2. Save Failed Attempts for Inspection
Never discard failures. They provide:
- Evidence of what doesn't work
- Input for better prompts next time
- Leverage for manual review if needed
3. Combine Positive and Negative Instructions
"Don't do pixel art" paired with "do classic meme style" beats either alone. The real power comes from anchoring with context on both sides - telling the model what you want AND what you don't want. The article's fix used both together: "GigaChad Wojak in classic Wojak meme style (NOT pixel art, NOT 8-bit). Smooth vector-like meme aesthetic, NOT retro pixel art." Negations without guidance can leave the model guessing; positives without exclusions can default to common misconceptions.
4. Retry Logic Alone Won't Fix Bad Validation
Retrying with the same prompt usually just fails the same way. Better to fix the evaluator than add more attempts.
5. Parallelize What You Can
5 concurrent image generations beats sequential one-at-a-time. For batch tasks, parallelization is usually the biggest time win.

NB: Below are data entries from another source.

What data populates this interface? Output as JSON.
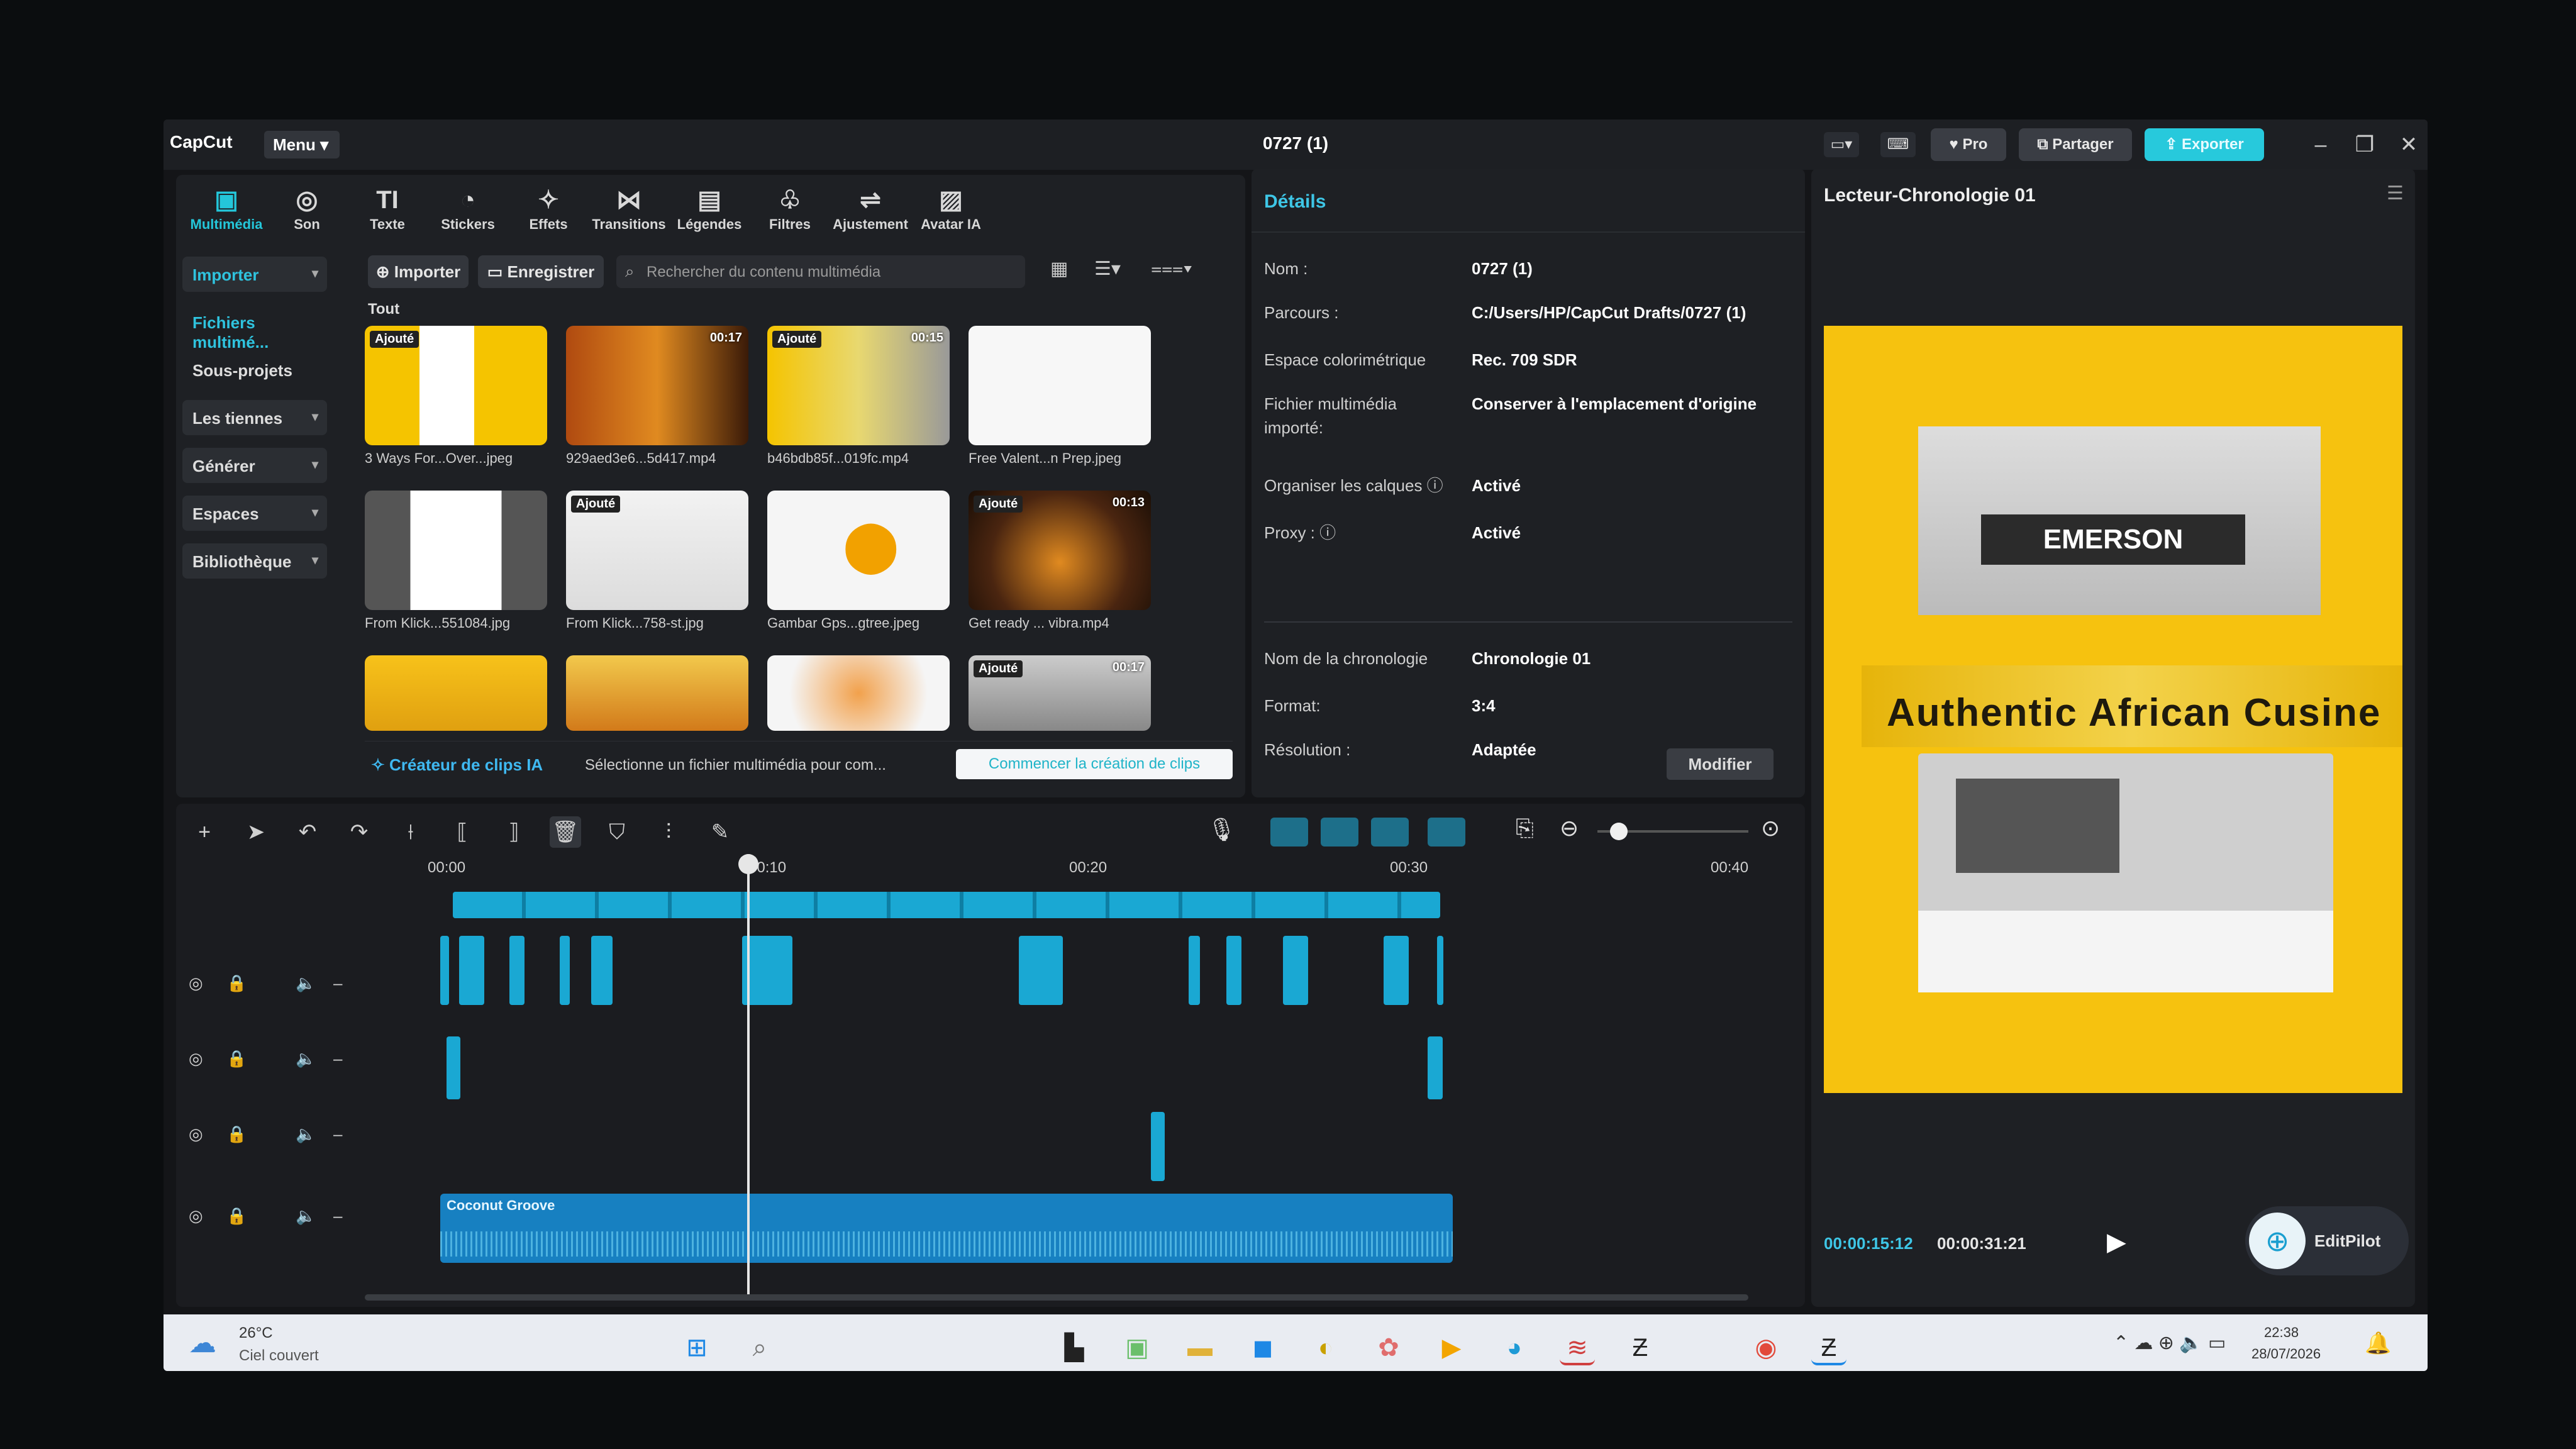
{
  "app": {
    "logo": "CapCut",
    "menu_label": "Menu",
    "project_title": "0727 (1)"
  },
  "titlebar": {
    "pro_label": "Pro",
    "share_label": "Partager",
    "export_label": "Exporter"
  },
  "toolbar": {
    "tabs": [
      {
        "label": "Multimédia",
        "icon": "media-icon",
        "glyph": "▣"
      },
      {
        "label": "Son",
        "icon": "audio-icon",
        "glyph": "◎"
      },
      {
        "label": "Texte",
        "icon": "text-icon",
        "glyph": "TI"
      },
      {
        "label": "Stickers",
        "icon": "sticker-icon",
        "glyph": "◔"
      },
      {
        "label": "Effets",
        "icon": "effects-icon",
        "glyph": "✧"
      },
      {
        "label": "Transitions",
        "icon": "transition-icon",
        "glyph": "⋈"
      },
      {
        "label": "Légendes",
        "icon": "captions-icon",
        "glyph": "▤"
      },
      {
        "label": "Filtres",
        "icon": "filter-icon",
        "glyph": "♧"
      },
      {
        "label": "Ajustement",
        "icon": "adjust-icon",
        "glyph": "⇌"
      },
      {
        "label": "Avatar IA",
        "icon": "avatar-icon",
        "glyph": "▨"
      }
    ]
  },
  "sidebar": {
    "items": [
      {
        "label": "Importer",
        "dropdown": true,
        "active": true
      },
      {
        "label": "Fichiers multimé...",
        "dropdown": false,
        "active": true
      },
      {
        "label": "Sous-projets",
        "dropdown": false
      },
      {
        "label": "Les tiennes",
        "dropdown": true
      },
      {
        "label": "Générer",
        "dropdown": true
      },
      {
        "label": "Espaces",
        "dropdown": true
      },
      {
        "label": "Bibliothèque",
        "dropdown": true
      }
    ]
  },
  "media": {
    "import_label": "Importer",
    "record_label": "Enregistrer",
    "search_placeholder": "Rechercher du contenu multimédia",
    "section_label": "Tout",
    "items": [
      {
        "name": "3 Ways For...Over...jpeg",
        "badge": "Ajouté",
        "duration": ""
      },
      {
        "name": "929aed3e6...5d417.mp4",
        "badge": "",
        "duration": "00:17"
      },
      {
        "name": "b46bdb85f...019fc.mp4",
        "badge": "Ajouté",
        "duration": "00:15"
      },
      {
        "name": "Free Valent...n Prep.jpeg",
        "badge": "",
        "duration": ""
      },
      {
        "name": "From Klick...551084.jpg",
        "badge": "",
        "duration": ""
      },
      {
        "name": "From Klick...758-st.jpg",
        "badge": "Ajouté",
        "duration": ""
      },
      {
        "name": "Gambar Gps...gtree.jpeg",
        "badge": "",
        "duration": ""
      },
      {
        "name": "Get ready ... vibra.mp4",
        "badge": "Ajouté",
        "duration": "00:13"
      },
      {
        "name": "",
        "badge": "",
        "duration": ""
      },
      {
        "name": "",
        "badge": "",
        "duration": ""
      },
      {
        "name": "",
        "badge": "",
        "duration": ""
      },
      {
        "name": "",
        "badge": "Ajouté",
        "duration": "00:17"
      }
    ],
    "ai_clips_label": "Créateur de clips IA",
    "ai_clips_hint": "Sélectionne un fichier multimédia pour com...",
    "ai_clips_button": "Commencer la création de clips"
  },
  "details": {
    "header": "Détails",
    "rows": [
      {
        "label": "Nom :",
        "value": "0727 (1)"
      },
      {
        "label": "Parcours :",
        "value": "C:/Users/HP/CapCut Drafts/0727 (1)"
      },
      {
        "label": "Espace colorimétrique",
        "value": "Rec. 709 SDR"
      },
      {
        "label": "Fichier multimédia importé:",
        "value": "Conserver à l'emplacement d'origine"
      },
      {
        "label": "Organiser les calques ⓘ",
        "value": "Activé"
      },
      {
        "label": "Proxy : ⓘ",
        "value": "Activé"
      },
      {
        "label": "Nom de la chronologie",
        "value": "Chronologie 01"
      },
      {
        "label": "Format:",
        "value": "3:4"
      },
      {
        "label": "Résolution :",
        "value": "Adaptée"
      }
    ],
    "modify_button": "Modifier"
  },
  "player": {
    "title": "Lecteur-Chronologie 01",
    "overlay_text": "Authentic African Cusine",
    "current_time": "00:00:15:12",
    "total_time": "00:00:31:21",
    "editpilot_label": "EditPilot"
  },
  "timeline": {
    "ruler": [
      "00:00",
      "00:10",
      "00:20",
      "00:30",
      "00:40"
    ],
    "audio_clip_label": "Coconut Groove",
    "playhead_fraction": 0.49
  },
  "taskbar": {
    "weather_temp": "26°C",
    "weather_desc": "Ciel couvert",
    "time": "22:38",
    "date": "28/07/2026"
  }
}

6. Model Economics Change Over Time
The cost calculus shifts as models evolve. Gemini 2.0 Flash ($0.02/eval) was deprecated within months, replaced by 2.5 Flash ($0.06/eval) and 3.0 Flash Preview ($0.10/eval). Budget for API cost increases - what's cheap today may be 5x more expensive (or unavailable) next year. Factor model lifecycle into production planning.
What I Learned
This didn't feel like a lesson in image generation. It felt like a lesson in evaluation and iteration.
Production AI image generation isn't just calling an API and hoping. It's about:
- Knowing what you need. I needed images with specific styles and black backgrounds, not just "images."
- Catching failures early. Without saving attempts, I never would have discovered the 70% false positive rate.
- Recognizing where intuition breaks. Pixel sampling seemed sensible until I actually looked at what it was doing.
- Iterating on the right thing. Better prompts help, but better validation helped more.
The jump from 70% false positives to 0% didn't come from computing power or larger models. It came from asking a different question: "Should I scan pixels or ask an AI?" Once I asked that, the answer was obvious. But I had to fail first to see it.